Il frutteto dell’atollo di Ari sud, invece, si trova a Mandhoo, una isola relativamente estesa della zona occidentale. Vengono coltivati ortaggi e ananas, irrigati con acqua dolce piovana, immagazzinata sotto la sabbia in profondità.

airone

Durante il periodo trascorso a Vakarufalhi, gli aironi e le volpi volanti accompagnavano le nostre attività quotidiane: immersioni, passeggiate e dolce ” far niente”. Persino un piccolo squalo puntualmente la mattina passava a trovarci; perlustrava l’isola nuotando lentamente sotto costa e il mio tentativo di entrare nell’acqua per osservarlo più da vicino è miseramente fallito: veloce lo squalo è scappato, spaventato dalla mia presenza.

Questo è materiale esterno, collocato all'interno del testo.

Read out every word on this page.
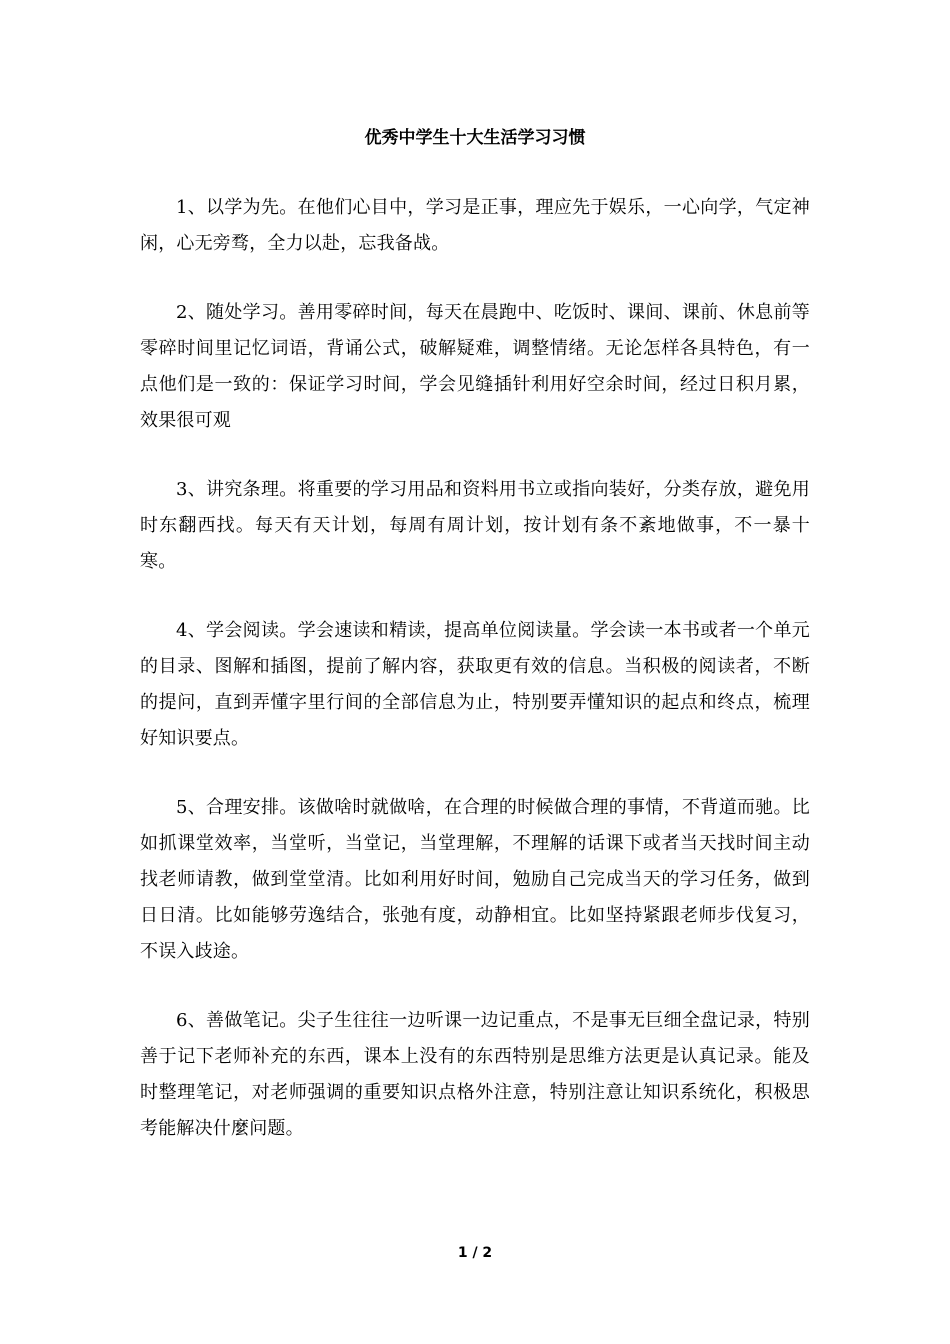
优秀中学生十大生活学习习惯

1、以学为先。在他们心目中，学习是正事，理应先于娱乐，一心向学，气定神闲，心无旁骛，全力以赴，忘我备战。

2、随处学习。善用零碎时间，每天在晨跑中、吃饭时、课间、课前、休息前等零碎时间里记忆词语，背诵公式，破解疑难，调整情绪。无论怎样各具特色，有一点他们是一致的：保证学习时间，学会见缝插针利用好空余时间，经过日积月累，效果很可观

3、讲究条理。将重要的学习用品和资料用书立或指向装好，分类存放，避免用时东翻西找。每天有天计划，每周有周计划，按计划有条不紊地做事，不一暴十寒。

4、学会阅读。学会速读和精读，提高单位阅读量。学会读一本书或者一个单元的目录、图解和插图，提前了解内容，获取更有效的信息。当积极的阅读者，不断的提问，直到弄懂字里行间的全部信息为止，特别要弄懂知识的起点和终点，梳理好知识要点。

5、合理安排。该做啥时就做啥，在合理的时候做合理的事情，不背道而驰。比如抓课堂效率，当堂听，当堂记，当堂理解，不理解的话课下或者当天找时间主动找老师请教，做到堂堂清。比如利用好时间，勉励自己完成当天的学习任务，做到日日清。比如能够劳逸结合，张弛有度，动静相宜。比如坚持紧跟老师步伐复习，不误入歧途。

6、善做笔记。尖子生往往一边听课一边记重点，不是事无巨细全盘记录，特别善于记下老师补充的东西，课本上没有的东西特别是思维方法更是认真记录。能及时整理笔记，对老师强调的重要知识点格外注意，特别注意让知识系统化，积极思考能解决什麼问题。

1 / 2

In silenzio la sera, di fronte a quella immensa distesa d’acqua che circondava tutto, noi piccoli, piccoli, ascoltavamo il nostro cuore, mentre lievi le onde della marea intonavano al vento melodie soffuse. donando serenità e pace interiore. Abbracciavo con gli occhi il mare, e le stelle, quasi a tenerci compagnia, illuminavano il cielo in quelle magiche sere, dove i pensieri diventavano sogni. È stato facile sognare di vivere lì, in quella piccola isola, immaginata più volte e finalmente ritrovata.